Zoë was halfway to her desk when the lights went out. “Damn!” Was the whole neighborhood out or was it just this house? she wondered. She stepped slowly, carefully to the nearest gray rectangle of window, her arms out slightly in front of her as if obstacles might leap into her path. The neighbors’ Christmas lights flashed merrily around windows and dripped like twinkling icicles from eaves. The fault was the ancient electrical box, blown again, and no one home to replace the fuses.

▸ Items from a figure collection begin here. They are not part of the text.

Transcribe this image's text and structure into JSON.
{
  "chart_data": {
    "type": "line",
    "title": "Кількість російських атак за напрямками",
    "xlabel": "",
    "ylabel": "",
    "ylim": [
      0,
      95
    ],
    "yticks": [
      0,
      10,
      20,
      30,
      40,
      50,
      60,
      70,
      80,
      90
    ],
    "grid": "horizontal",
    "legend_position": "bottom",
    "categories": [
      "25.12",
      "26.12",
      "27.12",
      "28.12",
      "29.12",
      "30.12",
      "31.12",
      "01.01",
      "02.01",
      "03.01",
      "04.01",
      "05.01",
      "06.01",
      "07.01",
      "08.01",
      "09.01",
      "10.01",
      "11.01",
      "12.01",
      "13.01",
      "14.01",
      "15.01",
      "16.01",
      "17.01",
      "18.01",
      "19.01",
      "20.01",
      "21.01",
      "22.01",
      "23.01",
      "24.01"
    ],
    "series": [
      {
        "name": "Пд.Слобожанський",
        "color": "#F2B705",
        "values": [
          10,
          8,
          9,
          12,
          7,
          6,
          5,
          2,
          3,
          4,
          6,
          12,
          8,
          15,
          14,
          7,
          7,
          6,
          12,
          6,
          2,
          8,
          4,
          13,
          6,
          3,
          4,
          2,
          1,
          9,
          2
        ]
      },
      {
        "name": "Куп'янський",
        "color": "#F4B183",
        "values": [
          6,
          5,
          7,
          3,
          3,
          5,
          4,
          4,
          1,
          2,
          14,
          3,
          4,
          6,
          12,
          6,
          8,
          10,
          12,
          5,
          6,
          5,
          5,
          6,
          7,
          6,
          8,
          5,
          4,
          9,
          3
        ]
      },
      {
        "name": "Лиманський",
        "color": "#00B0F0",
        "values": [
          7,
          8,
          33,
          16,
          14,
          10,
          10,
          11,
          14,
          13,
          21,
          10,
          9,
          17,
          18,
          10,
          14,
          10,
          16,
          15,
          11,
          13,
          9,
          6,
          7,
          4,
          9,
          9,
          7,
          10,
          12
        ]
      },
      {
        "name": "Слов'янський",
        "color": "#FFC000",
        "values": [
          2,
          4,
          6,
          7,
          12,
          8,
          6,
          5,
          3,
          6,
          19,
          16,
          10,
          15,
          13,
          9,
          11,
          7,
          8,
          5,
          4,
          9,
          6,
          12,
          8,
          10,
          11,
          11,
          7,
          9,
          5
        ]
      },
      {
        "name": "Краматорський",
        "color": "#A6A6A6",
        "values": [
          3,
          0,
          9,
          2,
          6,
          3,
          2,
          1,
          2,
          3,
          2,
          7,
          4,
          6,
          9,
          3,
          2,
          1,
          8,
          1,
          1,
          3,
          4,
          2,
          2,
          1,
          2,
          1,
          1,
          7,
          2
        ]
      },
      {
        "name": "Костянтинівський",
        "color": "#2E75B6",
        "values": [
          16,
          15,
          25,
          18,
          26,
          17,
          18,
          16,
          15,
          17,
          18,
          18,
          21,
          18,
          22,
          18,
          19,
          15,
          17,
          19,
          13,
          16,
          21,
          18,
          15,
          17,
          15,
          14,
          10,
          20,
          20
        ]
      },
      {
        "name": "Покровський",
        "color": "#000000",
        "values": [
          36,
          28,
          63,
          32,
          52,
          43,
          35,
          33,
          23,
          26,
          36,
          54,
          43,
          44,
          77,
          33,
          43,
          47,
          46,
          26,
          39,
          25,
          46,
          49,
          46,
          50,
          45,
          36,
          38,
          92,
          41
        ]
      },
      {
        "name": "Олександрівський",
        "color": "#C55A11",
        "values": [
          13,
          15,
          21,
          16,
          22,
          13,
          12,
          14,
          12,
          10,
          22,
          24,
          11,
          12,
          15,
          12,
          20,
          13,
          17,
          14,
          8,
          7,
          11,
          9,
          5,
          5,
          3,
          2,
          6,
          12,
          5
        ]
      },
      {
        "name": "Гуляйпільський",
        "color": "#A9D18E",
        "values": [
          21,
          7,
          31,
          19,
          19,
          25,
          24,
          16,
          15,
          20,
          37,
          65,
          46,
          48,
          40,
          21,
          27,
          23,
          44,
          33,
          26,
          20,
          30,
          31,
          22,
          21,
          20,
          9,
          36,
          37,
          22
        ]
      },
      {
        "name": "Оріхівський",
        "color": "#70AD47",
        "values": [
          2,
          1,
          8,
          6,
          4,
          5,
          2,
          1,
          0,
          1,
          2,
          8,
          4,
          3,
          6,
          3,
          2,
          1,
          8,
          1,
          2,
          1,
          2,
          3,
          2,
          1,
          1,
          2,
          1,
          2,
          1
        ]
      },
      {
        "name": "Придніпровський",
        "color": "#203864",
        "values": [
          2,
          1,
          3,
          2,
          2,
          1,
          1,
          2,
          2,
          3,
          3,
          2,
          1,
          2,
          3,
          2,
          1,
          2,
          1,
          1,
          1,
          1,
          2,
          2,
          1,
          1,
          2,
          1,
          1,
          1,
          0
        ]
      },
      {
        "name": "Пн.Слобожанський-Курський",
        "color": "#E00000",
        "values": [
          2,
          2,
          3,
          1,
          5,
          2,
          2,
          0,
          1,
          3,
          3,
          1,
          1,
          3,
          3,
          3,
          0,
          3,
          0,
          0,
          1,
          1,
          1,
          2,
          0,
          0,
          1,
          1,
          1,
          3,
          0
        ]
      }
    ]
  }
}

Down below, the shadow of a cat rounded the garage and headed for the house. Why was it always here? The landlady didn’t feed it. Was the hunting good?

She edged her way to the fireplace. It took three matches to light the candle. The damp sulfur heads of the first two crumbled uselessly. The candlelight created dancing shadows on the walls, but the corners of the room remained dark and mysterious, rounding the room into a ball of yellow light centered on the unused hearth, where the old painting leaned. She hadn’t had a radio, a TV, or a stereo on; in the bright electric light she had felt no need for sound. Now, in the waxy twilight, she was aware of the silence around her. The world was hushed, as if waiting, and warmth seemed to leave along with sound and light. The room crackled with unseen frost.